Many are thought to be in refugee camps in Zaire among remnants of the Army, and among the civilian leadership now reported to be in Kinshasa, Zaire.

But the Zairean government so far has given no public indication of its willingness to extradite or try the suspected killers. In the past, Zaire has supported the now-defeated government.

Asked how reconciliation in Rwanda could be carried out if so many people were targeted, Mazimhaka says that even 100,000 people amounted to only a fraction of Rwanda's prewar population of about 7.5 million.
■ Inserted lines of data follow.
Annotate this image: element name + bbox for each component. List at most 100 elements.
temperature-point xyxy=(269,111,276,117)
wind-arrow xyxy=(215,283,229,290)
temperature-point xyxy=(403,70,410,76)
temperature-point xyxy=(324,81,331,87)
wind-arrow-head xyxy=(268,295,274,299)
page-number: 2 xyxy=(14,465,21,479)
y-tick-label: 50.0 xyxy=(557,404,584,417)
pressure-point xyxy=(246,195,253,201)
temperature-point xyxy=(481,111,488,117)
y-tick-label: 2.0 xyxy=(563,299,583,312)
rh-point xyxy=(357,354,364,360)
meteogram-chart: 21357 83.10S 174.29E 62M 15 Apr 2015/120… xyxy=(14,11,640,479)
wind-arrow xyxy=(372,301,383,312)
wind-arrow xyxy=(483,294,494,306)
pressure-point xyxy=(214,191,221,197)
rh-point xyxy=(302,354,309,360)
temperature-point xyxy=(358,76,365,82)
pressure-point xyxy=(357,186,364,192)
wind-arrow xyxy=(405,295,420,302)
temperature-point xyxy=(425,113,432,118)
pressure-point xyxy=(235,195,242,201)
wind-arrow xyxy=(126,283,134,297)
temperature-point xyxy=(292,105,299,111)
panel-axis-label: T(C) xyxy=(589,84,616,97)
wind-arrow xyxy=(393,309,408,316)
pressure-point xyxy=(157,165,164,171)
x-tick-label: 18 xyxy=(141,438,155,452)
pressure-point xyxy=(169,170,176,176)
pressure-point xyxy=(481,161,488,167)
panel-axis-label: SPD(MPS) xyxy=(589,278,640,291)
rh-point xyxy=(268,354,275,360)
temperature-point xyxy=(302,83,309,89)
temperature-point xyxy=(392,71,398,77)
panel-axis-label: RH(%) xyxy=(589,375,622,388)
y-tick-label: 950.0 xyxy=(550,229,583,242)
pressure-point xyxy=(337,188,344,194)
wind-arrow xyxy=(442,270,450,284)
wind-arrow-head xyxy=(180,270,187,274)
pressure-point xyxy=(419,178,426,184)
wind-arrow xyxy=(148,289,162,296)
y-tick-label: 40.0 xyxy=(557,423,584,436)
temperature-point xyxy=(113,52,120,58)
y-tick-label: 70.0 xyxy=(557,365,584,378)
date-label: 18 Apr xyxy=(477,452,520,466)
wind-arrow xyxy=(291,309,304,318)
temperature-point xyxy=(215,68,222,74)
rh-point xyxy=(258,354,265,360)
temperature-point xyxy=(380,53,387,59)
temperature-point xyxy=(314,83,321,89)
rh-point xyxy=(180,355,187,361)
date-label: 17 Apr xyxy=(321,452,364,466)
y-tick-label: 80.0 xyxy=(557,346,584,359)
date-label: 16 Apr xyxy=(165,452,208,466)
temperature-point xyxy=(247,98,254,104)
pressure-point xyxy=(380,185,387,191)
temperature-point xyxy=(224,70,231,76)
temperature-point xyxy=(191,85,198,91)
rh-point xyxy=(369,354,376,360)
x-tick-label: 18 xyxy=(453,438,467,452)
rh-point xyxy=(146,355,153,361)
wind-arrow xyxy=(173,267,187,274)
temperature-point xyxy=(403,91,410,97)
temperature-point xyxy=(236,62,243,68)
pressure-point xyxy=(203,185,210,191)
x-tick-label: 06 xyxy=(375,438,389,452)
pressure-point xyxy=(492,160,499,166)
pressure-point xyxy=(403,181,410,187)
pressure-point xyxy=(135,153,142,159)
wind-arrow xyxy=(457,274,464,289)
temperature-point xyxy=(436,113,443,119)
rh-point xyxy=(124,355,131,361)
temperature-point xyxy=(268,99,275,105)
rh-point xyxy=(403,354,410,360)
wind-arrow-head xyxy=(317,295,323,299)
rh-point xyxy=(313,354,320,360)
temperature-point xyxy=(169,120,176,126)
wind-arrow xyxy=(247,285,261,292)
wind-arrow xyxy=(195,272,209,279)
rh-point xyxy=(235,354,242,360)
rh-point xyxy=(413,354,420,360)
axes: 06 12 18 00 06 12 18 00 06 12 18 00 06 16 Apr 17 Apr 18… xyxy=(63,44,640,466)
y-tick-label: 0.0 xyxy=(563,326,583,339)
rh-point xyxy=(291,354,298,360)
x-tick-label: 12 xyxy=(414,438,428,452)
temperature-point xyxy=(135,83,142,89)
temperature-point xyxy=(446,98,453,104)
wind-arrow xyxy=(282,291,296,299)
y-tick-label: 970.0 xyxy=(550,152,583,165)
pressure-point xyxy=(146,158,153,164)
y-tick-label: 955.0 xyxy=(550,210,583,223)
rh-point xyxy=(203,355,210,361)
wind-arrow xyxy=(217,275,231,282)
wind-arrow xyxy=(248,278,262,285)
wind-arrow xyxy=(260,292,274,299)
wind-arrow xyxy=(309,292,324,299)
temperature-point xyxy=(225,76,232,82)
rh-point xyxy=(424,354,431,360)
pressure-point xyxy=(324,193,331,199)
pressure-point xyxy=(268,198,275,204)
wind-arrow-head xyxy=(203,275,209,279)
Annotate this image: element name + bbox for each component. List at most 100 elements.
All others are free to come home, he says. Vice President Kagame also says those who did not take part in the killings are welcome to return.

Some army generals return

Some Hutus already have returned to Kigali, saying they did not take part in the killings. Others, like Alfonse Bisengimano, managed to lay low during the heavy fighting here and never fled.
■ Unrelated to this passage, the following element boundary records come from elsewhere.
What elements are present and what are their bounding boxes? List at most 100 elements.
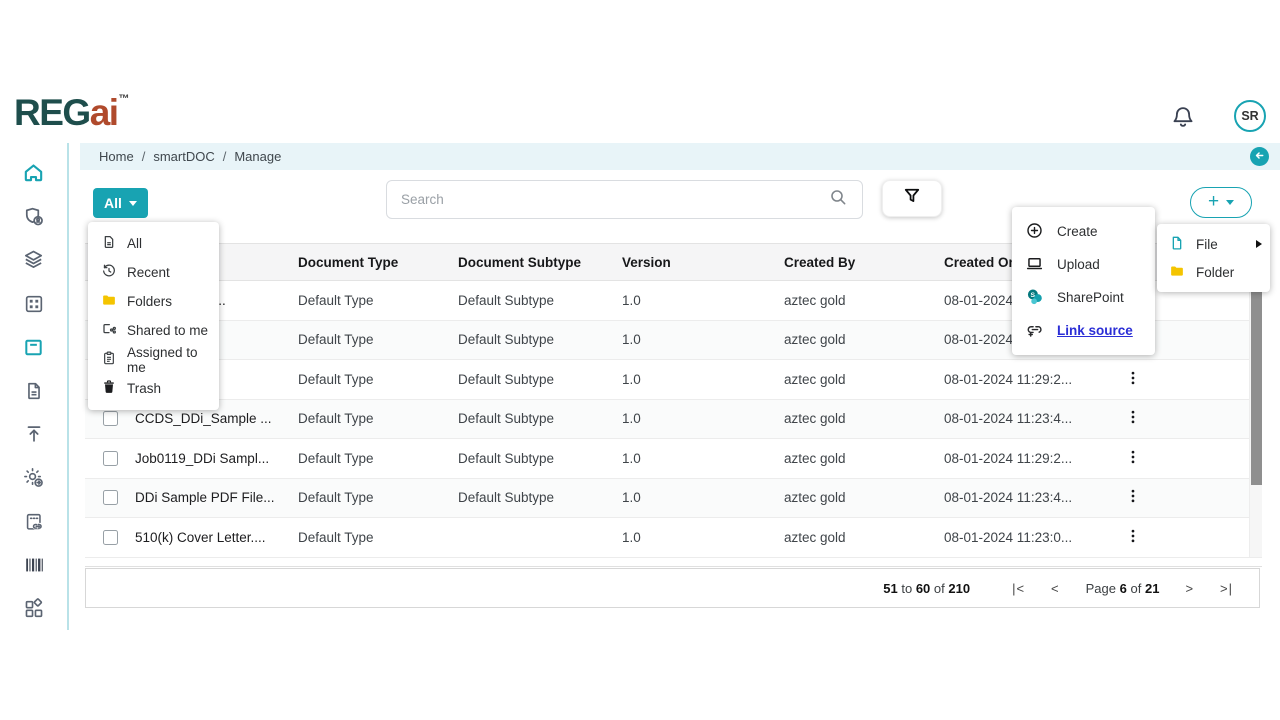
- sidebar-item-components[interactable]: [0, 587, 67, 631]
- pagination-bar: 51 to 60 of 210 |< < Page 6 of 21 > >|: [85, 568, 1260, 608]
- cell-created-by: aztec gold: [784, 372, 944, 387]
- menu-item-assigned-to-me[interactable]: Assigned to me: [88, 345, 219, 374]
- sidebar-item-home[interactable]: [0, 151, 67, 195]
- kebab-icon[interactable]: [1126, 408, 1140, 429]
- cell-created-on: 08-01-2024 11:29:2...: [944, 372, 1122, 387]
- scrollbar-thumb[interactable]: [1251, 287, 1262, 485]
- barcode-icon: [23, 554, 45, 576]
- app-logo: REGai™: [14, 94, 130, 131]
- cell-type: Default Type: [298, 530, 458, 545]
- logo-primary: REG: [14, 92, 90, 133]
- table-row[interactable]: DDi Sample PDF File... Default Type Defa…: [85, 479, 1262, 519]
- menu-item-sharepoint[interactable]: S SharePoint: [1012, 281, 1155, 314]
- sidebar-item-layers[interactable]: [0, 238, 67, 282]
- sidebar-item-apps[interactable]: [0, 282, 67, 326]
- last-page-button[interactable]: >|: [1220, 581, 1233, 596]
- table-row[interactable]: CCDS_DDi... Default Type Default Subtype…: [85, 360, 1262, 400]
- cell-subtype: Default Subtype: [458, 372, 622, 387]
- sidebar-item-documents[interactable]: [0, 325, 67, 369]
- row-checkbox[interactable]: [103, 530, 118, 545]
- menu-item-trash[interactable]: Trash: [88, 374, 219, 403]
- breadcrumb-manage[interactable]: Manage: [234, 149, 281, 164]
- search-input[interactable]: [401, 192, 828, 207]
- cell-name: DDi Sample PDF File...: [135, 490, 298, 505]
- cell-created-by: aztec gold: [784, 451, 944, 466]
- sidebar-item-barcode[interactable]: [0, 543, 67, 587]
- page-total: 21: [1145, 581, 1159, 596]
- notifications-button[interactable]: [1170, 103, 1196, 131]
- menu-item-label: Shared to me: [127, 323, 208, 338]
- avatar[interactable]: SR: [1234, 100, 1266, 132]
- next-page-button[interactable]: >: [1185, 581, 1194, 596]
- cell-subtype: Default Subtype: [458, 451, 622, 466]
- laptop-icon: [1025, 254, 1044, 276]
- column-header-subtype[interactable]: Document Subtype: [458, 255, 622, 270]
- link-plus-icon: [1025, 320, 1044, 342]
- menu-item-label[interactable]: Link source: [1057, 323, 1133, 338]
- sidebar-item-settings[interactable]: [0, 456, 67, 500]
- table-row[interactable]: 510(k) Cover Letter.... Default Type 1.0…: [85, 518, 1262, 558]
- chevron-down-icon: [129, 201, 137, 206]
- plus-icon: +: [1208, 192, 1219, 211]
- kebab-icon[interactable]: [1126, 527, 1140, 548]
- column-header-created-by[interactable]: Created By: [784, 255, 944, 270]
- cell-created-on: 08-01-2024 11:29:2...: [944, 451, 1122, 466]
- sidebar-item-doc-link[interactable]: [0, 500, 67, 544]
- cell-created-on: 08-01-2024 11:23:0...: [944, 530, 1122, 545]
- filter-button[interactable]: [882, 180, 942, 217]
- breadcrumb-smartdoc[interactable]: smartDOC: [153, 149, 214, 164]
- kebab-icon[interactable]: [1126, 448, 1140, 469]
- table-row[interactable]: CCDS_DDi_Sample ... Default Type Default…: [85, 400, 1262, 440]
- cell-version: 1.0: [622, 293, 784, 308]
- breadcrumb-home[interactable]: Home: [99, 149, 134, 164]
- svg-text:S: S: [1031, 291, 1036, 298]
- submenu-item-file[interactable]: File: [1157, 230, 1270, 258]
- menu-item-upload[interactable]: Upload: [1012, 248, 1155, 281]
- cell-type: Default Type: [298, 451, 458, 466]
- menu-item-all[interactable]: All: [88, 229, 219, 258]
- cell-type: Default Type: [298, 490, 458, 505]
- clipboard-icon: [101, 350, 117, 369]
- range-from: 51: [883, 581, 897, 596]
- prev-page-button[interactable]: <: [1051, 581, 1060, 596]
- menu-item-recent[interactable]: Recent: [88, 258, 219, 287]
- row-checkbox[interactable]: [103, 411, 118, 426]
- add-button[interactable]: +: [1190, 187, 1252, 218]
- range-total: 210: [948, 581, 970, 596]
- sidebar-item-admin[interactable]: [0, 195, 67, 239]
- menu-item-folders[interactable]: Folders: [88, 287, 219, 316]
- menu-item-label: Create: [1057, 224, 1098, 239]
- submenu-item-folder[interactable]: Folder: [1157, 258, 1270, 286]
- table-scrollbar[interactable]: [1249, 282, 1262, 557]
- pagination-controls: |< < Page 6 of 21 > >|: [1012, 581, 1233, 596]
- column-header-version[interactable]: Version: [622, 255, 784, 270]
- cell-version: 1.0: [622, 530, 784, 545]
- search-icon[interactable]: [828, 187, 848, 212]
- menu-item-create[interactable]: Create: [1012, 215, 1155, 248]
- page-current: 6: [1120, 581, 1127, 596]
- page-of-word: of: [1131, 581, 1142, 596]
- menu-item-link-source[interactable]: Link source: [1012, 314, 1155, 347]
- menu-item-label: SharePoint: [1057, 290, 1124, 305]
- chevron-down-icon: [1226, 200, 1234, 205]
- cell-subtype: Default Subtype: [458, 490, 622, 505]
- partial-next-row: [85, 558, 1262, 567]
- folder-icon: [1169, 263, 1185, 282]
- cell-version: 1.0: [622, 411, 784, 426]
- apps-grid-icon: [23, 293, 45, 315]
- scope-filter-button[interactable]: All: [93, 188, 148, 218]
- back-button[interactable]: [1250, 147, 1269, 166]
- menu-item-shared-to-me[interactable]: Shared to me: [88, 316, 219, 345]
- row-checkbox[interactable]: [103, 451, 118, 466]
- table-row[interactable]: Job0119_DDi Sampl... Default Type Defaul…: [85, 439, 1262, 479]
- kebab-icon[interactable]: [1126, 487, 1140, 508]
- range-to: 60: [916, 581, 930, 596]
- sidebar-item-files[interactable]: [0, 369, 67, 413]
- sidebar-item-upload[interactable]: [0, 413, 67, 457]
- column-header-type[interactable]: Document Type: [298, 255, 458, 270]
- row-checkbox[interactable]: [103, 490, 118, 505]
- kebab-icon[interactable]: [1126, 369, 1140, 390]
- cell-created-by: aztec gold: [784, 490, 944, 505]
- cell-created-by: aztec gold: [784, 530, 944, 545]
- first-page-button[interactable]: |<: [1012, 581, 1025, 596]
``For the moment, we're at peace,'' he says while walking down an unpaved side road leading to his home. ``The ones who are afraid are the ones who took part in the massacres.'' The killers ``are known'' by their neighbors, he says, especially in villages where everyone knew everyone else.

Six officers, including a general of the defeated Rwandan Army, also have returned to Kigali. One greeted Mazimhaka during the Monitor interview in a hotel restaurant here. Asked if he was afraid to be back, the former general says he ``had no remorse'' because he did not participate in the killings.

Mazimhaka says the officers are welcome. But, he adds, if someone accuses them of something, they also must defend themselves in court.

Asked if he was thinking of public war- crime trials such as those held in Cuba after Fidel Castro Ruz led rebels there to victory, he nods in agreement.

Rwandan lawyer Alphonse Mbonyemekera, who is not a member of the RPF, says those who were ``pushed'' into the killing by Hutu militants should be set free or given some small, ``symbolic'' penalty. The organizers, including political leaders behind the genocide, ``should be punished,'' he adds.